Jadi, ada unsur campur tangan Allah juga ya?

Ya, siapa tahu? Tapi, kalau memang ada kejadian seperti itu, lalu siapa yang campur tangan? Setan? Punya kuasa apa setan? Mungkin itu memang peringatan dari Allah, bahwa masjidnya memang sudah benar, tapi manusianya yang masih salah.

Jadi, bencana di Aceh dan Situ Gintung itu memang layak mereka terima, sebagai hukuman?

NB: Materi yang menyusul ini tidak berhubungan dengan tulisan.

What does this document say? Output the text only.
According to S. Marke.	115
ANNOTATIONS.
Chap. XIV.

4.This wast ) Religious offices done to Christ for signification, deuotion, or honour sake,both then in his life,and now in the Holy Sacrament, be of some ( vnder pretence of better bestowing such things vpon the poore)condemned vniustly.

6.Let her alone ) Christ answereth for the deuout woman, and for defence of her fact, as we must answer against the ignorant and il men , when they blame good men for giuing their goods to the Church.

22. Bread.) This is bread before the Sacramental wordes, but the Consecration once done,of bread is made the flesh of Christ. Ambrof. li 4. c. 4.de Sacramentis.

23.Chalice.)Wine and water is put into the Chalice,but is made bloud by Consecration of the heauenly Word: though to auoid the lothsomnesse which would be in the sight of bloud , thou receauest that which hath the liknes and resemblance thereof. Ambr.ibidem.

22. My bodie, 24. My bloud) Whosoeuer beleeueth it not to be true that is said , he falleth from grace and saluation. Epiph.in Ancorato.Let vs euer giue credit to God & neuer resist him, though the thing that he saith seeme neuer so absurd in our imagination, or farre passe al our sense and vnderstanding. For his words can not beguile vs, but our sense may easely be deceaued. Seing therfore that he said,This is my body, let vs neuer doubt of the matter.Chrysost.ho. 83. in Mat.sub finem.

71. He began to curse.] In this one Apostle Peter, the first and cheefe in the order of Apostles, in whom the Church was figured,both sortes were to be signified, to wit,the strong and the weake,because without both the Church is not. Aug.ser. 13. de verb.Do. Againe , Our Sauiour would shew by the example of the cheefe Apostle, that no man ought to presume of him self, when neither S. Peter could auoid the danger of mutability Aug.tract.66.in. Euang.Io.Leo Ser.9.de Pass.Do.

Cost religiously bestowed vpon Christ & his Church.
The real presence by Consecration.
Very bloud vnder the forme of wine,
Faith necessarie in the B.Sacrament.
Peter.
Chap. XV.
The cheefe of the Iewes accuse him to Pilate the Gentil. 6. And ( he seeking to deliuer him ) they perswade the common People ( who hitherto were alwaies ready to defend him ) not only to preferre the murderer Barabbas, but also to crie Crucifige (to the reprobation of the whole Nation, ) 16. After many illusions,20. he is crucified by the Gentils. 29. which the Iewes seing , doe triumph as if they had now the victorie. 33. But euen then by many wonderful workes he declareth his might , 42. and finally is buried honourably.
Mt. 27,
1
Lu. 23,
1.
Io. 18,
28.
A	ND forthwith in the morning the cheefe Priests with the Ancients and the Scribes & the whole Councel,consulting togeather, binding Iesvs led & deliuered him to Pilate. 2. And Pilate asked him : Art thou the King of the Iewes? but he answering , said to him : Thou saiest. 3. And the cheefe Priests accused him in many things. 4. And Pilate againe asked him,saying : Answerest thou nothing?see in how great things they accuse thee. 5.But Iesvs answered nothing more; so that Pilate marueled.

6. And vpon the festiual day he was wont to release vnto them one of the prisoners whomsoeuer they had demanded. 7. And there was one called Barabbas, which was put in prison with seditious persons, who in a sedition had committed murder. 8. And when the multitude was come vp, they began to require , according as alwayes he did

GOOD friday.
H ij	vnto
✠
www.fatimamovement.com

Bencana alam itu tidak pilih bulu! Salah atau benar, kalau dia ada di tempat bencana, pasti kena juga. Kalau bicara hukum, itulah hukum alam, sunnatullah. Tapi kalau bicara hukuman, hukuman Allah hanya untuk orang-orang yang berdosa. Bagi yang tidak berdosa, bencana itu merupakan ujian. Tapi kalau bicara masjid, Rasulullah dulu juga membangun masjid. Tapi bersamaan dengan pembangunan masjid, atau malah sebelumnya, mental manusianya juga dibangun. Kita sekarang membangun masjid yang bagus-bagus, hingga bisa tahan gempa, tapi mental manusianya dibiarkan tidak terbangun. Maksud saya terbangun, terbentuk menjadi manusia-manusia yang mau hidup dengan ajaran Allah.

Bukankah masjid-masjid itu selalu ramai dengan kegiatan keagamaan?

Ya, masjid-masjid ramai, tapi kosong dari petunjuk. Kosong dari nilai-nilai Al-Qurãn. Yang ramai di sana cuma kegiatan-kegiatan ritual, malah cenderung bersifat hura-hura. Selesai dari kegiatan ritual dan hura-hura, masjid-masjid itu menjadi bangunan yang mati dan terasing. Hati manusia yang tinggal di sekelilingnya, tidak ada di sana. Kenapa? Karena masjid tidak menawarkan nilai-nilai pragmatis yang mereka butuhkan.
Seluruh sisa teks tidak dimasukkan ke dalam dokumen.